I have to park my boat and trailer inside the fenced in backyard, but pulling it out and backing it in through the slightly inclined side yard has turned it all into a muddy rutted mess. It got so bad that the skinny little trailer tires just dug in this past weekend and I couldn't push it any further than it was even with a 5.3 Silverado in 4Lo.

I park the tires on 1/2" plywood to prevent rot and flat spots, so I thought I'd just rip a few full sheets in half to act as ramps through the mud, or I thought about graveling the whole area with crush run. The wife brought up using patio pavers to make a small road if you will.

Anybody else have this problem or have a good idea for a solution?


----------



## bobberboy (Mar 11, 2015)

I use wood mulch for one of my boat spots.


----------



## lckstckn2smknbrls (Mar 11, 2015)

There's a style of paver maybe 24"x16" with opening so grass can grow through.


----------



## TNtroller (Mar 11, 2015)

With all the precipitation we have gotten YTD (snow, sleet and rain), my side yard is now a muddy mess since I had some drain lines extended last fall and they now run right in front of the shed where my boat stays (in the dry  ). The cold weather has helped in some aspects, I can get the boat out when the ground is frozen early in the morning, but then make ruts in the mud in the afternoon when I try and put the boat up. I almost got stuck in the side yard a couple weeks ago, and wife is not happy with the ruts in the yard. I haven't had my boat out in at least 2 weeks, but I'm getting some things knocked out on the boat now since it has warmed up. 

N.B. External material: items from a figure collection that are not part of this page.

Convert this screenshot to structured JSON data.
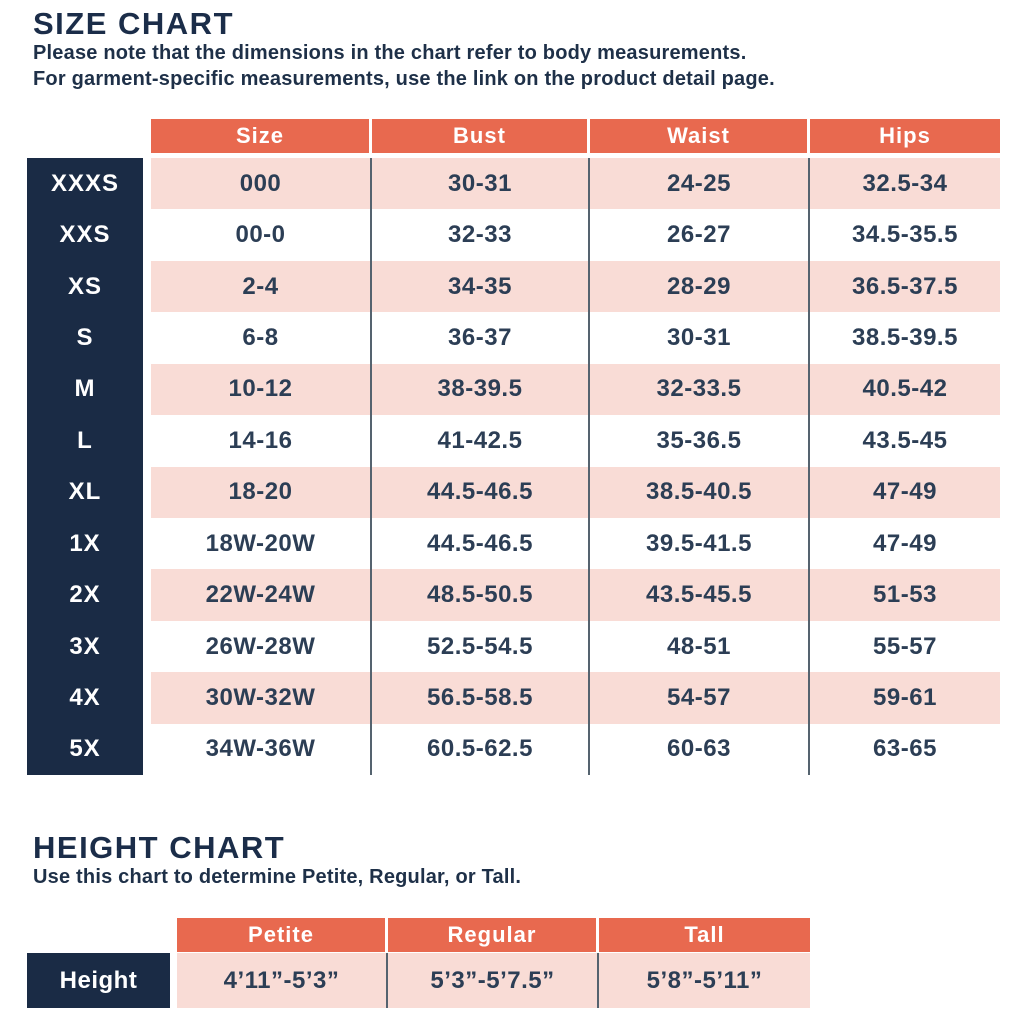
{
  "colors": {
    "header_orange": "#e8694f",
    "label_navy": "#1a2b45",
    "row_pink": "#f9dcd6",
    "row_white": "#ffffff",
    "text_navy": "#2c3e55",
    "divider_slate": "#55636f"
  },
  "size_chart": {
    "title": "SIZE CHART",
    "subtitle_line1": "Please note that the dimensions in the chart refer to body measurements.",
    "subtitle_line2": "For garment-specific measurements, use the link on the product detail page.",
    "columns": [
      "Size",
      "Bust",
      "Waist",
      "Hips"
    ],
    "rows": [
      {
        "label": "XXXS",
        "size": "000",
        "bust": "30-31",
        "waist": "24-25",
        "hips": "32.5-34"
      },
      {
        "label": "XXS",
        "size": "00-0",
        "bust": "32-33",
        "waist": "26-27",
        "hips": "34.5-35.5"
      },
      {
        "label": "XS",
        "size": "2-4",
        "bust": "34-35",
        "waist": "28-29",
        "hips": "36.5-37.5"
      },
      {
        "label": "S",
        "size": "6-8",
        "bust": "36-37",
        "waist": "30-31",
        "hips": "38.5-39.5"
      },
      {
        "label": "M",
        "size": "10-12",
        "bust": "38-39.5",
        "waist": "32-33.5",
        "hips": "40.5-42"
      },
      {
        "label": "L",
        "size": "14-16",
        "bust": "41-42.5",
        "waist": "35-36.5",
        "hips": "43.5-45"
      },
      {
        "label": "XL",
        "size": "18-20",
        "bust": "44.5-46.5",
        "waist": "38.5-40.5",
        "hips": "47-49"
      },
      {
        "label": "1X",
        "size": "18W-20W",
        "bust": "44.5-46.5",
        "waist": "39.5-41.5",
        "hips": "47-49"
      },
      {
        "label": "2X",
        "size": "22W-24W",
        "bust": "48.5-50.5",
        "waist": "43.5-45.5",
        "hips": "51-53"
      },
      {
        "label": "3X",
        "size": "26W-28W",
        "bust": "52.5-54.5",
        "waist": "48-51",
        "hips": "55-57"
      },
      {
        "label": "4X",
        "size": "30W-32W",
        "bust": "56.5-58.5",
        "waist": "54-57",
        "hips": "59-61"
      },
      {
        "label": "5X",
        "size": "34W-36W",
        "bust": "60.5-62.5",
        "waist": "60-63",
        "hips": "63-65"
      }
    ]
  },
  "height_chart": {
    "title": "HEIGHT CHART",
    "subtitle": "Use this chart to determine Petite, Regular, or Tall.",
    "columns": [
      "Petite",
      "Regular",
      "Tall"
    ],
    "row_label": "Height",
    "values": [
      "4’11”-5’3”",
      "5’3”-5’7.5”",
      "5’8”-5’11”"
    ]
  }
}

Mulch will work, but it retains moisture so I would use gravel myself as it does drain/dry faster than mulch. Using pavers for a "road" is a lot of pavers, are you thinking just wide enough for tire tracks so to speak, or a road/drive as you say. Just tire tracks is good, but hard to stay on 'em the entire distance unless it's a straight shot to the back yard. GL


----------



## brittonp83 (Mar 11, 2015)

I like the idea of the open pavers. TN it's a short straight shot for me. 48' of tire tracks only shouldn't be too bad. I've got the wheels turning in my head.


----------



## TNtroller (Mar 12, 2015)

I've used the 12"x12" pavers to build a parking spot for my MC trailer yrs ago, keeps the mud and such at bay, easy to do and not very expensive either.


----------



## bcbouy (Mar 12, 2015)

lay down 2 strips of geo grid and cover with gravel.


----------



## brittonp83 (Mar 13, 2015)

I had to google geo grid because I had no idea what it was. I assume it keeps the gravel from sinking into the mud? So it would need to be of a pattern that is smaller than the gravel size correct?


----------



## Insanity (Mar 13, 2015)

I'd be to lazy to work the mud back down level to lay the pavers. And im thinking that many would cost more then gravel.


----------



## Riverdog (Mar 13, 2015)

I use treated 2X12 boards to park mine on. To pull it out of the back yard, I use my riding lawn mower.


----------